The new policy promoted a
In the meantime, consumers are left to either empower themselves or rely on companies making independent moves like CVS did.
It’s not that Americans don’t care about what they put in their bodies. Rather that the constellation of labeling and testing can be hard to understand.
In fact, while 61 percent of people in the United States say they’re concerned about the products they use and ingest, more than one in three say they never or almost-never research product claims, according to a recent survey from NSF International, an independent, global public health and safety organization and one of the companies CVS contracted with to do its internal testing.

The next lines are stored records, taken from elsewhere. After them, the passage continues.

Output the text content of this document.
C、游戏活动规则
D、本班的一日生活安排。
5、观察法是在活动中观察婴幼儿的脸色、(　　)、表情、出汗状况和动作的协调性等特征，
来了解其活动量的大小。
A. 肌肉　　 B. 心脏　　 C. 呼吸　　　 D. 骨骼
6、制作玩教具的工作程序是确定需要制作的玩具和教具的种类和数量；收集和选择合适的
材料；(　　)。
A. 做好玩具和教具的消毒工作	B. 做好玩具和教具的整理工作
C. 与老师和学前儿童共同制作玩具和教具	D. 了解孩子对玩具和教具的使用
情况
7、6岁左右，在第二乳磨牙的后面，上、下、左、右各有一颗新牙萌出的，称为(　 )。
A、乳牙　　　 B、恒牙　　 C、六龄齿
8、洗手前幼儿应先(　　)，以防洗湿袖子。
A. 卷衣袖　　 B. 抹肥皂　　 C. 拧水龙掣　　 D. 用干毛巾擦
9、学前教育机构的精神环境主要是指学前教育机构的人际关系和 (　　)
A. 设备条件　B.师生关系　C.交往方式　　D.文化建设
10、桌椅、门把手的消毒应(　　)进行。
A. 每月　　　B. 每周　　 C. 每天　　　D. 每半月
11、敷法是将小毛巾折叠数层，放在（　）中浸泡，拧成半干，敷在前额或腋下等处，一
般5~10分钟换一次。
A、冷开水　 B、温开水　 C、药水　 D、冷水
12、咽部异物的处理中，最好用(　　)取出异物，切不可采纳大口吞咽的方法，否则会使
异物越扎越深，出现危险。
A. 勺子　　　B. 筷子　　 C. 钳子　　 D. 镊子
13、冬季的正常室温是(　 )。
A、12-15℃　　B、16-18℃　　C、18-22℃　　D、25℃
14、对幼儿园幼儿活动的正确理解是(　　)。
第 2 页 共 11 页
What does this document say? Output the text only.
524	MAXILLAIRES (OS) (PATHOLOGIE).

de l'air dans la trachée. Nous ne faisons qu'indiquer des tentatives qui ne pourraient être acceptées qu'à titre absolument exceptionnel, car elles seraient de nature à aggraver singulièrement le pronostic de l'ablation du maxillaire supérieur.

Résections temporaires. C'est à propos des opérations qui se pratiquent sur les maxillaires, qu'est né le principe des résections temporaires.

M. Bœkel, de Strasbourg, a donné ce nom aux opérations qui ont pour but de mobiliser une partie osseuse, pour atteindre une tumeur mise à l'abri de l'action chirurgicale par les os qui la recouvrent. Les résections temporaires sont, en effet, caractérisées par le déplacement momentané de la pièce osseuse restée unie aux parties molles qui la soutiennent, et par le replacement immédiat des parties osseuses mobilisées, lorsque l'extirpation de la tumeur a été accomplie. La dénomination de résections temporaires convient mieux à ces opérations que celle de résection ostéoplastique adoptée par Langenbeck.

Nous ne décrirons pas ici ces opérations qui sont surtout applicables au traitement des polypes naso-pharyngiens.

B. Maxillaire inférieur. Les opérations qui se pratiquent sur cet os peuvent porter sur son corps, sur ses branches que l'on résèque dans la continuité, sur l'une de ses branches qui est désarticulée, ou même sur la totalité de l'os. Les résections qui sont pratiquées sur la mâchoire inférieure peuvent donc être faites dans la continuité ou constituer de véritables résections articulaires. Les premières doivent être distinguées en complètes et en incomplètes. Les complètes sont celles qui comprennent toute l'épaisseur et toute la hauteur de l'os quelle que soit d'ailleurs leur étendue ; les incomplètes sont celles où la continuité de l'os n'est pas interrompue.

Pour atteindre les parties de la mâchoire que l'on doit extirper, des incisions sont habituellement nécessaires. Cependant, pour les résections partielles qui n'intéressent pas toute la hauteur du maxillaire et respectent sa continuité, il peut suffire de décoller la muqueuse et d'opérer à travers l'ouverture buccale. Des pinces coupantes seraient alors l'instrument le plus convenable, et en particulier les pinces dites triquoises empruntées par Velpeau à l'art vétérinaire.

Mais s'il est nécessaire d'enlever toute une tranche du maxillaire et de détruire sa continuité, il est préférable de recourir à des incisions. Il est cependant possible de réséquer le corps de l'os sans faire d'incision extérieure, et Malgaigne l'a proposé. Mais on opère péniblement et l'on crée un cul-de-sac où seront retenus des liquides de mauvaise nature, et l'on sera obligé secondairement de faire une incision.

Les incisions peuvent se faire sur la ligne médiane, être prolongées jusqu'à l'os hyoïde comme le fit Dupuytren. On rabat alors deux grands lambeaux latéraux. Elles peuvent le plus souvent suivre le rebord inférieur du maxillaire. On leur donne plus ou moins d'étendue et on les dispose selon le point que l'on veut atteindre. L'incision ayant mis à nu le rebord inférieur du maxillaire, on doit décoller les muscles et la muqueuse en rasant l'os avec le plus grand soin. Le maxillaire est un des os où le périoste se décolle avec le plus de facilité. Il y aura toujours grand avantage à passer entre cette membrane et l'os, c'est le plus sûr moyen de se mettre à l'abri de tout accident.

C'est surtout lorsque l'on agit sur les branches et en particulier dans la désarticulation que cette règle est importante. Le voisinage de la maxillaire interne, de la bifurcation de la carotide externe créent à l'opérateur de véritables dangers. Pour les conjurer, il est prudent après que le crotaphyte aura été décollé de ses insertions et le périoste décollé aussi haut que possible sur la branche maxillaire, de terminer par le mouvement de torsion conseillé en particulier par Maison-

The same survey also found that 46 percent of Americans go on to purchase products despite being unsure of the validity of the product claims.
How these impurities end up in supplements can be both intentional and unintentional, David Trosin, the global business development director in health sciences at NSF International, told Healthline.
“In the manufacturing process, human error or failure to live up to regulator-required Good Manufacturing Practices (GMPs) can lead to contamination or a failure to meet product claims,” he said.
“There is also adulteration of dietary supplement products,” he added. “This can be both unintentional, for example, when an additional botanical ingredient is mistakenly included in the harvest of a desired ingredient, or deliberate, when a manufacturer adds a fraudulent or illegal ingredient for economic gain.”
On the “Test to be Trusted” website, CVS issued a disclaimer that this testing was only on a single lot of these various supplements and “third-party testing for subsequent lots is not required.”
That makes business sense since many companies find that level of verification to be cost prohibitive, according to NSF International.
But according to CVS’s Coleman, the company does intend to do follow-up testing “to ensure the products we sell continue to meet or exceed our standards.”
According to a 2018 CVS Health survey, more than half of vitamin shoppers reported that certification from a third-party provider is a strong indicator of quality in the vitamin category, Coleman said.
Additionally, the vitamin shoppers said third-party verification provided “peace of mind.”
Trosin agreed.
“By requiring third-party testing of the vitamins and supplements they sell, CVS Pharmacy is demonstrating a real commitment to trust, transparency, and health,” he said. “Through NSF certification, consumers can have added confidence that their supplements contain what they claim.”